Stinging nettle is lush + green right now and looking suspiciously like it’s gearing up to flower. Time to get my spring nettle brew on the go before its past its prime. I only make this one spring batch, and its a little one at that. Such a vital herb, I don’t think you need that much, just a wee immune booster as we transition the seasons.
Grow a patch if you’ve got the room – nettle is a powerhouse! The more you have the more you’ll want, especially as the Red Admirals start to occupy it. Such deeply nourishing greens to include in your spring dinners and an immune boosting, cuticle strengthening tonic for your spring garden.
Gather yourself a bunch.
Stuff fresh cut nettles into something porous – I’m using a scrap of frost cloth here, onion bags are the best but anything will do.

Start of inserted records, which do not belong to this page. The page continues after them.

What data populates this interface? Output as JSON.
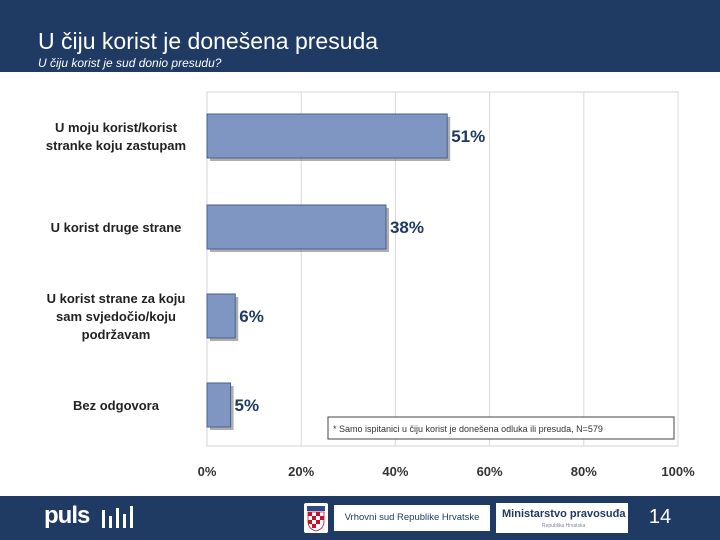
{
  "header": {
    "title": "U čiju korist je donešena presuda",
    "subtitle": "U čiju korist je sud donio presudu?"
  },
  "chart_data": {
    "type": "bar",
    "orientation": "horizontal",
    "categories": [
      [
        "U moju korist/korist",
        "stranke koju zastupam"
      ],
      [
        "U korist druge strane"
      ],
      [
        "U korist strane za koju",
        "sam svjedočio/koju",
        "podržavam"
      ],
      [
        "Bez odgovora"
      ]
    ],
    "values": [
      51,
      38,
      6,
      5
    ],
    "value_labels": [
      "51%",
      "38%",
      "6%",
      "5%"
    ],
    "xlim": [
      0,
      100
    ],
    "xticks": [
      0,
      20,
      40,
      60,
      80,
      100
    ],
    "xtick_labels": [
      "0%",
      "20%",
      "40%",
      "60%",
      "80%",
      "100%"
    ],
    "grid": true,
    "bar_color": "#7f96c3",
    "annotation": "* Samo ispitanici u čiju korist je donešena odluka ili presuda, N=579"
  },
  "footer": {
    "logo": "puls",
    "court": "Vrhovni sud Republike Hrvatske",
    "ministry": "Ministarstvo pravosuđa",
    "ministry_sub": "Republika Hrvatska",
    "page_number": "14"
  }
}
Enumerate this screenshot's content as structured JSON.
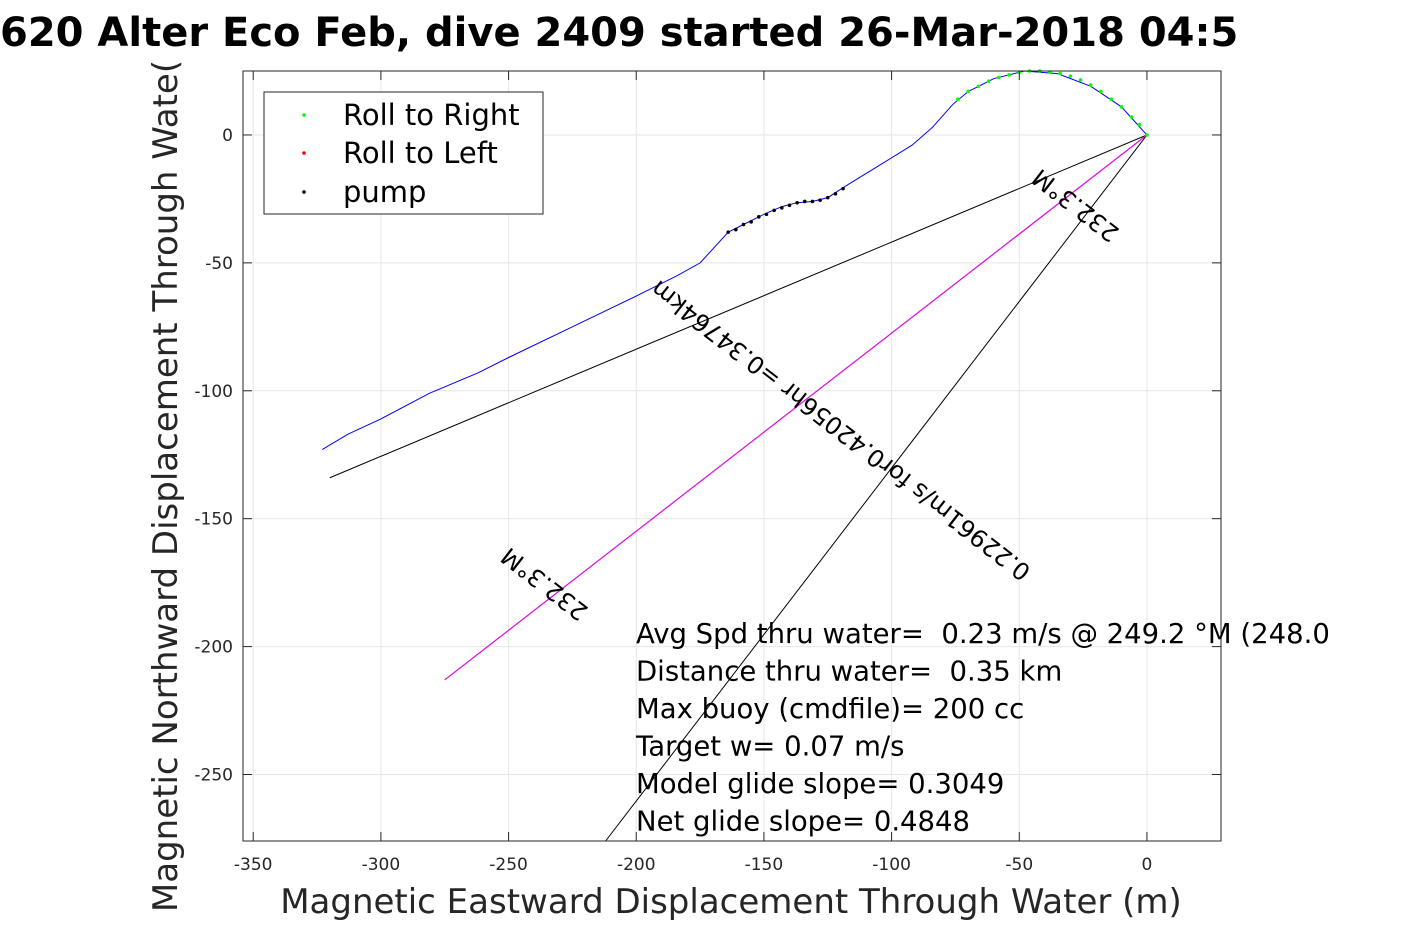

Tie the sack at the top making like a giant teabag and crush it a bit with a few light stomps of your gumboot.
Pop the bag of nettle into a 10litre bucket and fill about 3/4 with unchlorinated water. Leave it in a warm sunny spot – I use the greenhouse – its beautifully ambient at this time of year. Sit a lid loosely on it.
Give it a good stir each day. Whirl round the edges to create a vortex – oxygenation keeps it vital!
It’s ready to use when it stops bubbling which takes about a fortnight at my place at this time of year.
When it’s ready, filter it into a clean bucket through a sack or some such to remove any little bits so you dont block the sprayer up. Empty the contents of the tea bag onto your compost pile.
Store the nettle juice in a dark cool place and use it up by Autumn.
How to Use Nettle Tea
Foliar spray heavy feeders in the vegie patch and fruit trees at 1:20 dilution throughout spring. I especially love nettle tea on the fruit trees as they start to leaf up.
Once your garden gets a roll on, a little pick me up at key times is really all it needs. And one day perhaps not even that.